Every morning one of the first things I do is check the latest vaccine roll out figures. I find that this offers a bright start to the day, knowing that hundreds of thousands more vulnerable people have received the vaccine since the last time I checked the morning before.
I have written here previously about the vaccine rollout but given its critical importance not just to being able to lift some of the restrictions we are all enduring, but to saving lives in our community. I know it is a subject at the forefront of everyone’s mind.
This morning I will be visiting one of Lincolnshire’s 13 vaccination centres, in Grantham. It will give me an opportunity to thank all of the many volunteers and healthcare workers who are delivering the vaccinations here locally and to see first-hand the efficiency in which it is being operated – something I have heard a great deal about from constituents.
I am pleased to say that we are now averaging 2.5 million doses a week across the country, meaning we are on track to deliver 15 million doses by 15 February.
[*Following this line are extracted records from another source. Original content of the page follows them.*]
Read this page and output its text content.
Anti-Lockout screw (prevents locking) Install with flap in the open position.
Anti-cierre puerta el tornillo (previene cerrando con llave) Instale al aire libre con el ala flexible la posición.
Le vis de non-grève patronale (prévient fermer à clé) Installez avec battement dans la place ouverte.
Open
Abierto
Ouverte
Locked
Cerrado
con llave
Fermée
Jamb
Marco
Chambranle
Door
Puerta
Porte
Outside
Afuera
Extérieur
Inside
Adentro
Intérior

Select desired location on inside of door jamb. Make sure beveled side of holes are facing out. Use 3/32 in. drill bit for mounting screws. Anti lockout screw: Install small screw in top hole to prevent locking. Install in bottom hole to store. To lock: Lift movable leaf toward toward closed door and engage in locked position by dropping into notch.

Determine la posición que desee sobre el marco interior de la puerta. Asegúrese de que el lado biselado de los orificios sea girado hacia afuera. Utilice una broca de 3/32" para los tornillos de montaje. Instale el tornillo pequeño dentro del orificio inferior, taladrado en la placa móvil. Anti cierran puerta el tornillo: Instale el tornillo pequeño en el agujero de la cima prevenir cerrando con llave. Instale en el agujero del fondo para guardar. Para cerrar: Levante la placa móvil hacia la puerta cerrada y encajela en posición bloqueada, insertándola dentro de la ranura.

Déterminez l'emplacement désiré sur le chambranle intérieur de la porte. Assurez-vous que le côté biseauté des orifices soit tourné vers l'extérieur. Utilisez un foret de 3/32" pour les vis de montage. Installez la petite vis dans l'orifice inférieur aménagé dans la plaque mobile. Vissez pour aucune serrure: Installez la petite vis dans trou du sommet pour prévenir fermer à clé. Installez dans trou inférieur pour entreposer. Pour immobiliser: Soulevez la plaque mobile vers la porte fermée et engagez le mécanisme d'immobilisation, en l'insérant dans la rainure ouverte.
Overall, the Government has now secured early access to 407 million doses of the vaccine for this year and next year.
Meanwhile, new research from the University of Oxford has shown strong protection from the AstraZeneca vaccine 12 weeks after a single dose and additional analysis shows there may be a substantial effect on transmission too.
One of the risks from hereon is the emergence of new strains of the virus and so I welcome the partnership announced last week with CureVac to rapidly develop new vaccines in direct response to new variants if needed. While the vaccines we are deploying today are safe and effective, this partnership will allow us to utilise the UK’s expertise on genomic and virus sequencing to quickly develop new varieties to keep the virus in check.
In the meantime, the prioritisation determined by the independent Joint Committee on Vaccination and Immunisation (JCVI) continues apace with the focus on protecting life by targeting the most vulnerable people. As the risk of mortality increases with age, this means primarily prioritising based on age and I am delighted to see that the vast majority of over 70s are now vaccinated. If you are over 70 and have not yet had your vaccine, then you can now book one online.
Once the most vulnerable are protected we can ease the pressures on our hospitals, at that point we must look to vaccinate our teachers as soon as possible, as well as police and other frontline workers so we can start to get our children back to school, our businesses open and our lives back to a level of normality.